Our research is based on the version of Btrfs available in Oracle Linux 6 with the Unbreakable Enterprise Kernel Release 2 (Version 2.6.39).

File System Design Goals and History

Created by Chris Mason at Oracle, the initial design for Btrfs has its roots in a presentation by Ohad Rodeh about copy-on-write friendly B-tree implementations at the USENIX FAST '07 conference. Mason based the Btrfs design on his experience developing the ReiserFS file system (extent-based storage, packing of small files) and the idea to store data and metadata in B-tree structures. After several months of internal development, Btrfs was presented to the Linux community in June 2007. Since then, Oracle engineers have continued to maintain and advance its development. They work in close collaboration with many contributors from the Linux community, including engineers from Linux distributors, such as Red Hat and SUSE, and other companies, such as Dreamhost, Fujitsu, HP, IBM, and Intel. Today, Btrfs is included in the mainline Linux kernel and is gaining popularity through several Linux distributions, including Oracle Linux.

Getting to Know Btrfs

When researching Btrfs, I discovered it has a wealth of functionality built into it.

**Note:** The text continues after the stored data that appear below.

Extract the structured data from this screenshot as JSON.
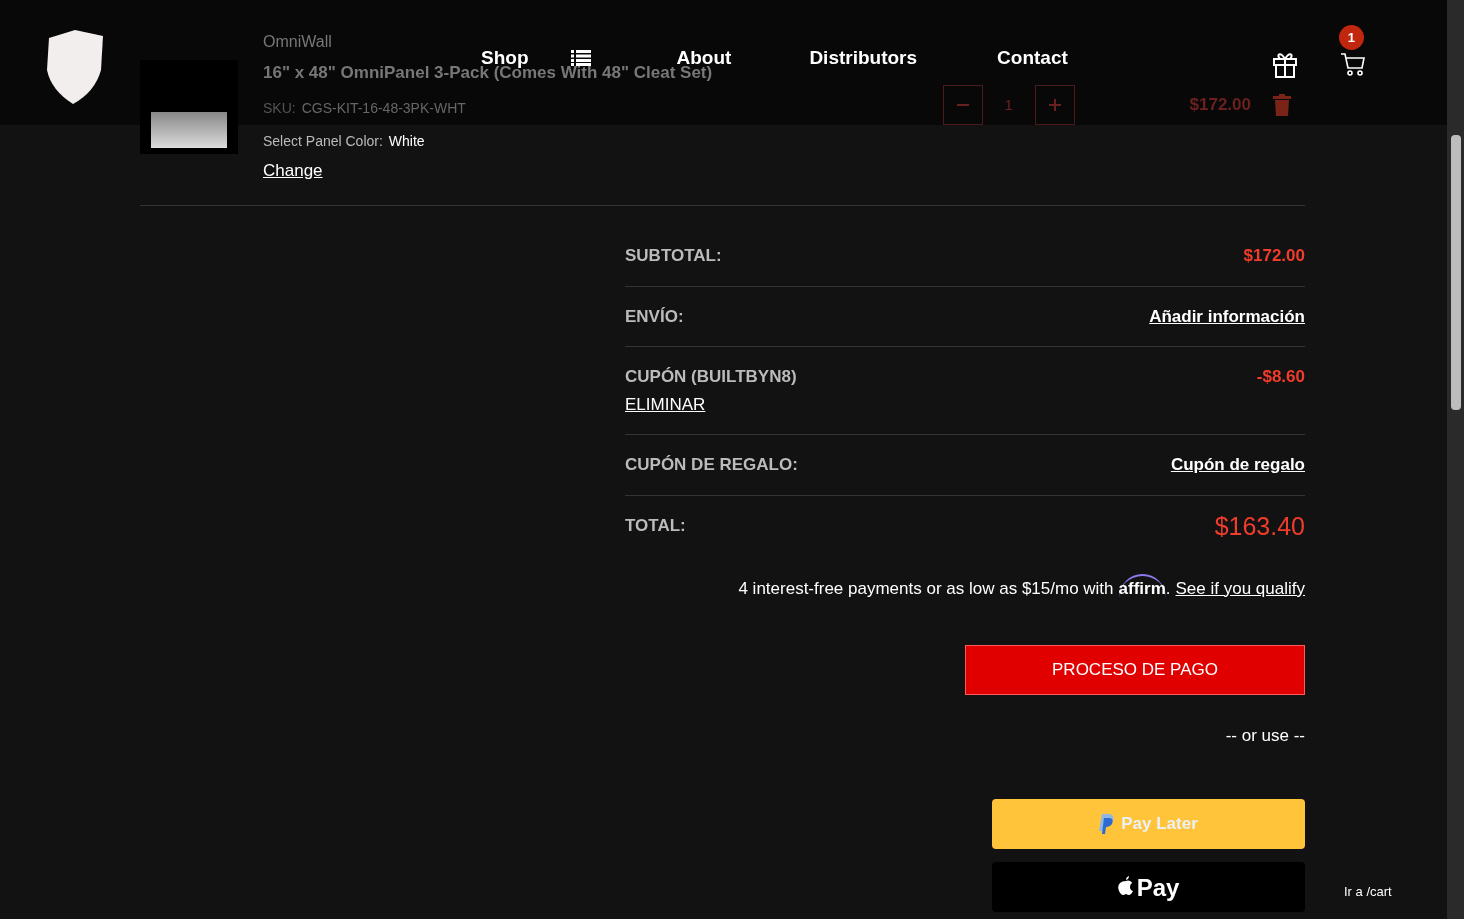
{
  "header": {
    "nav": [
      "Shop",
      "About",
      "Distributors",
      "Contact"
    ],
    "cart_count": "1"
  },
  "product": {
    "brand": "OmniWall",
    "title": "16\" x 48\" OmniPanel 3-Pack (Comes With 48\" Cleat Set)",
    "sku_label": "SKU:",
    "sku": "CGS-KIT-16-48-3PK-WHT",
    "color_label": "Select Panel Color:",
    "color_name": "White",
    "change": "Change",
    "quantity": "1",
    "price": "$172.00"
  },
  "summary": [
    {
      "label": "SUBTOTAL:",
      "kind": "amount",
      "value": "$172.00"
    },
    {
      "label": "ENVÍO:",
      "kind": "link",
      "value": "Añadir información"
    },
    {
      "label": "CUPÓN (BUILTBYN8)",
      "kind": "amount",
      "value": "-$8.60",
      "action": "ELIMINAR"
    },
    {
      "label": "CUPÓN DE REGALO:",
      "kind": "link",
      "value": "Cupón de regalo"
    },
    {
      "label": "TOTAL:",
      "kind": "total",
      "value": "$163.40"
    }
  ],
  "affirm": {
    "text": "4 interest-free payments or as low as $15/mo with",
    "brand": "affirm",
    "period": ".",
    "link": "See if you qualify"
  },
  "checkout_button": "PROCESO DE PAGO",
  "or_use": "-- or use --",
  "paylater": "Pay Later",
  "applepay": "Pay",
  "goto": "Ir a /cart"
}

  • Scalability and volume management. First and foremost, Btrfs is a scalable, 64-bit file system that can span large volumes to provide files and file systems as large as 16 exabytes. Included is functionality to manage multiple underlying storage devices. This functionality is similar to that traditionally provided by logical volume management tools. For example, Btrfs allows a file system to span multiple devices and present a single logical address space. Unlike most file systems, Btrfs even makes it easy to shrink the size of a single logical volume. In addition, devices can be added or removed while file systems remain online. When a device is removed, the extents stored on it are redistributed to other devices in the file system. Because these features are built into the file system, we think they have better insight into underlying storage and can optimize access patterns and data distribution.
  • Write methodology and access. Btrfs utilizes a B-tree structure to store data types and point to information stored on disk. Unlike other file systems, it does not journal transactions. As a result, writes are performed once, removing the limitations that result from journal size and reducing wear caused by repetitive writing of the same section of hard disk or solid-state disk (SSD). A copy-on-write technique ensures blocks and extents are not overwritten in place. They always are copied to a new location first. Extended attributes and POSIX-compliant Access Control Lists (ACLs) limit the access and manipulation of file system contents by users and applications.
  • Tunables. Btrfs provides minimal user tuning to guard against misuse. One interesting option is the -o autodefrag mount option that enables auto-defragmentation. Another is the ability to disable copy-on-write via the nocow option, which can help to minimize fragmentation, particularly for files with sequential access requirements, such as databases and streaming media. In this mode, file blocks are overwritten in place, similar to traditional file systems.

Data Integrity

Btrfs uses a number of built-in features to ensure data integrity.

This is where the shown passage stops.